Royal Mail’s currently has four compensation schemes for loss and damage. Postcomm is proposing that Royal Mail introduces a single loss and damage scheme governed by a clear and simple framework of principles.

In December 2007, Postcomm outlined proposed changes to Royal Mail’s compensation schemes to make them fairer and more suited to customer needs. The regulator has conducted a public consultation and worked closely with Royal Mail and Postwatch to address concerns about the complexity of Royal Mail’s current compensation schemes for retail customers and some inconsistency in how they are applied.

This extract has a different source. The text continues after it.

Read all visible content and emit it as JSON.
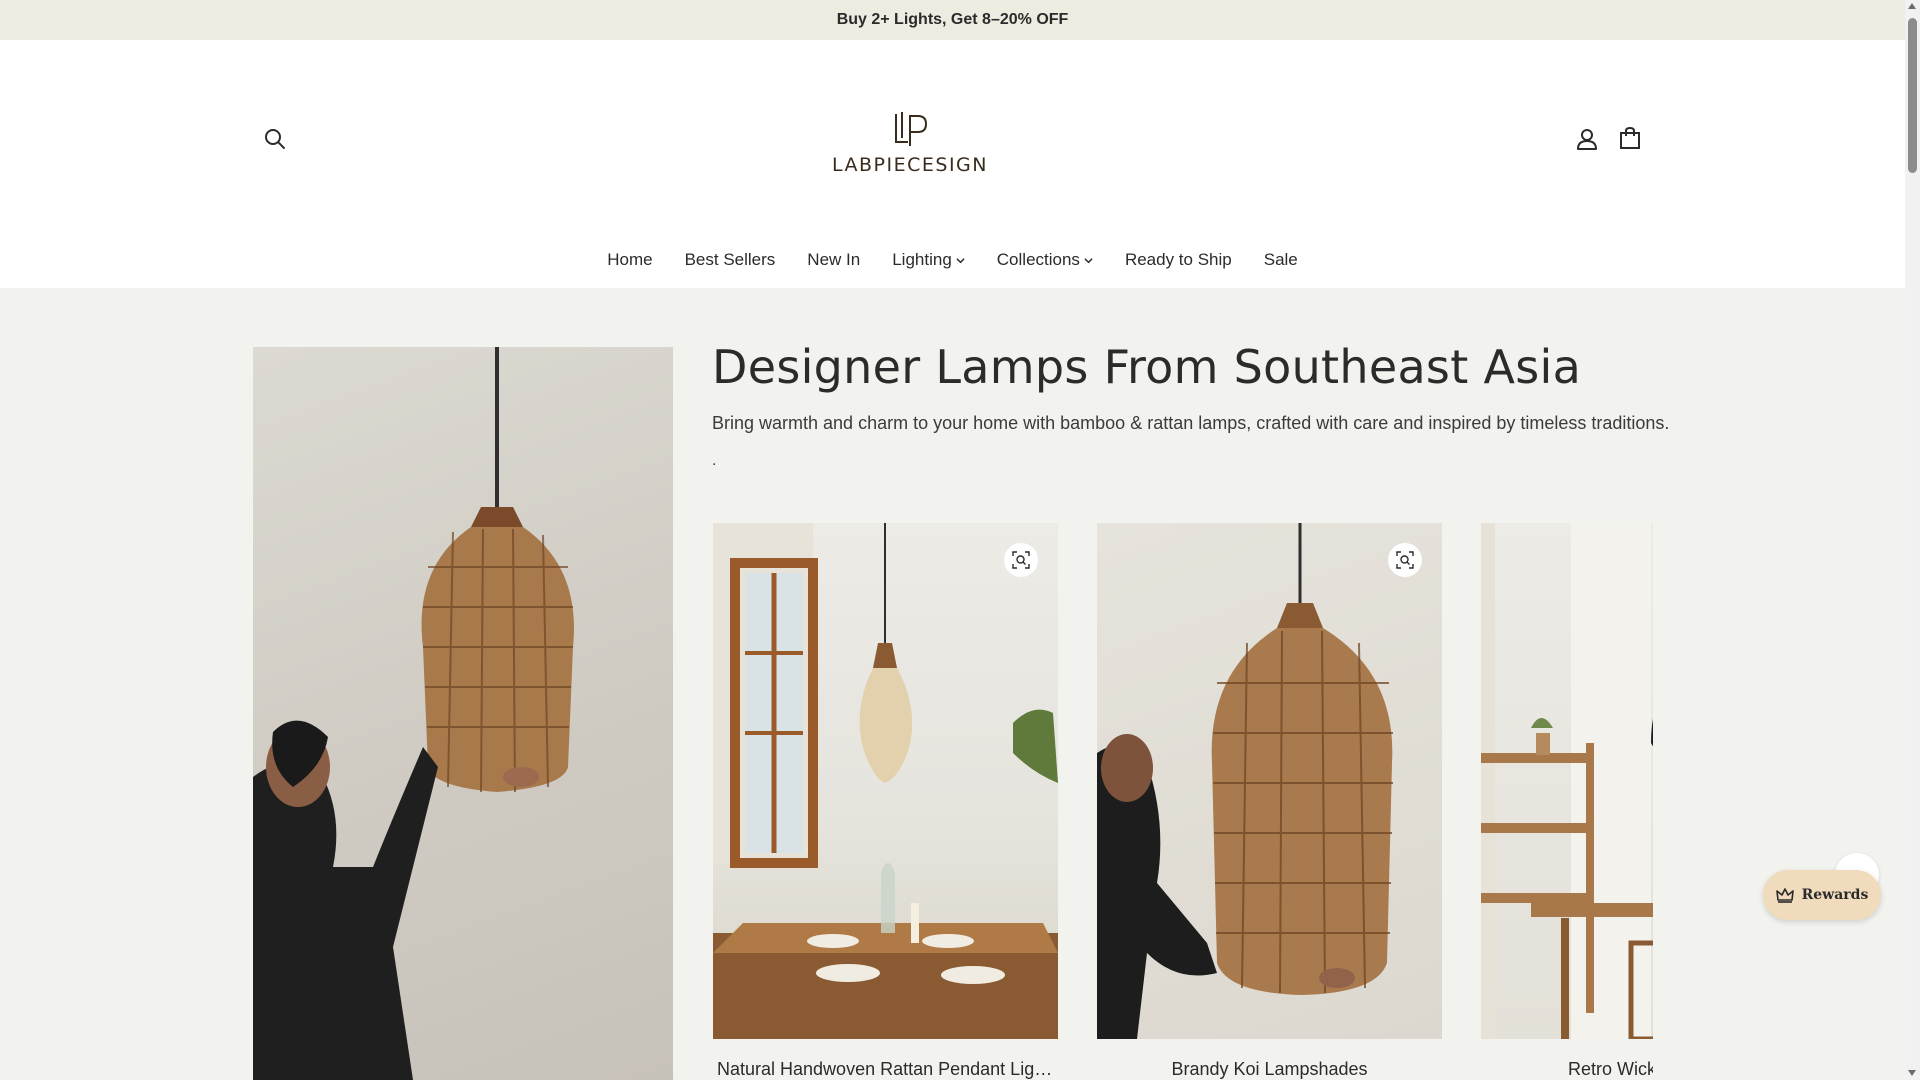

Following this review, Postcomm is proposing to remove bulk mail from a regulated compensation scheme for delay. Competition for bulk mail customers has developed to a point where the regulator is proposing that it is more appropriate to move towards a market driven option allowing the growth of schemes which reflect the differing needs of large mailers.

Royal Mail’s retail customers should face less difficulty in pursuing their claims because, for retail mail that has been lost, damaged or delayed, the proposals aim to simplify and align the processes for making a claim, the evidence required to support a claim, and the compensation payments themselves.